Secure your website with an SSL certificate

Even if you don’t send or receive sensitive data, it’s vital to equip your website with an SSL certificate. SSL certificates increase website performance, improve your SEO efforts, and protect your customers and visitors from data breaches. Use the steps listed above to secure your website and establish trust and authority online. 

SSL certificate FAQs

How do I know if my SSL certificate is working?

First, open an incognito window in your browser and navigate to your site. If the SSL certificate is working properly, your website will show a padlock next to your URL in your browser. If there’s something wrong, you’ll see a security warning on your site across major browsers.

You can also use a tool like SSL Checker to ensure that everything’s working properly and identify any problems. 

What is a mixed content warning?

A mixed content warning appears when your website loads properly over HTTPs, but other content — like images, videos, or files — use the old HTTP URL.

You can fix these warnings by using a plugin like Better Search Replace to change the URLs across your site. You can also use tools like Mixed Content Test to identify any insecure content. 

How long is an SSL certificate valid for?

It depends on your SSL certificate provider. Let’s Encrypt free certificates, for example, only last for three months before requiring renewal. The maximum amount of time an SSL certificate is valid is 13 months. In some cases, you’ll need to renew your certificate manually, but most hosting providers take care of the renewal process for you.
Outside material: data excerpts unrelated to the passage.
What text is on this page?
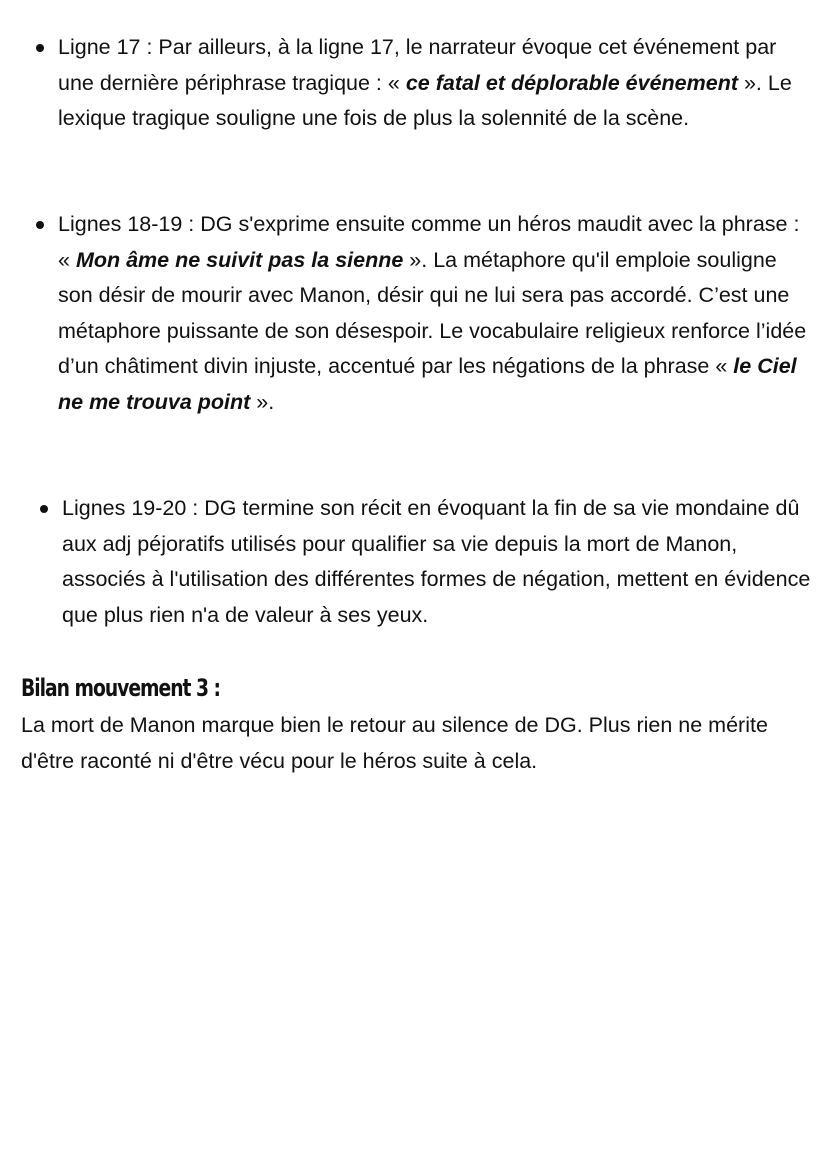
Ligne 17 : Par ailleurs, à la ligne 17, le narrateur évoque cet événement par une dernière périphrase tragique : « ce fatal et déplorable événement ». Le lexique tragique souligne une fois de plus la solennité de la scène.
Lignes 18-19 : DG s'exprime ensuite comme un héros maudit avec la phrase : « Mon âme ne suivit pas la sienne ». La métaphore qu'il emploie souligne son désir de mourir avec Manon, désir qui ne lui sera pas accordé. C’est une métaphore puissante de son désespoir. Le vocabulaire religieux renforce l’idée d’un châtiment divin injuste, accentué par les négations de la phrase « le Ciel ne me trouva point ».
Lignes 19-20 : DG termine son récit en évoquant la fin de sa vie mondaine dû aux adj péjoratifs utilisés pour qualifier sa vie depuis la mort de Manon, associés à l'utilisation des différentes formes de négation, mettent en évidence que plus rien n'a de valeur à ses yeux.
Bilan mouvement 3 :
La mort de Manon marque bien le retour au silence de DG. Plus rien ne mérite d'être raconté ni d'être vécu pour le héros suite à cela.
What is a wildcard SSL certificate? 

A wildcard SSL certificate is used to secure all subdomains for a base domain. A base domain is your primary URL (e.g. example.com). Subdomains add a piece to the beginning of a URL (e.g. store.example.com). These can be used for content organization, like separating a blog or eCommerce store from an already-existing site. 

So a wildcard SSL would not just secure example.com, it would also secure store.example.com, mail.example.com, and any other subdomain.

How quickly does an SSL certificate work?

Some SSL certificates, like Let’s Encrypt, are valid as soon as installation is complete. Other certificates that require more validation can take up to a week to kick in, though the average time is one to three days.

Why do I need to force HTTPS on my site?

Forcing HTTPS means that anyone who visits your website uses the SSL-secured version. This is incredibly important because it ensures that everyone’s data and information is protected. It’s also a critical aspect of getting the SEO benefits of an SSL certificate.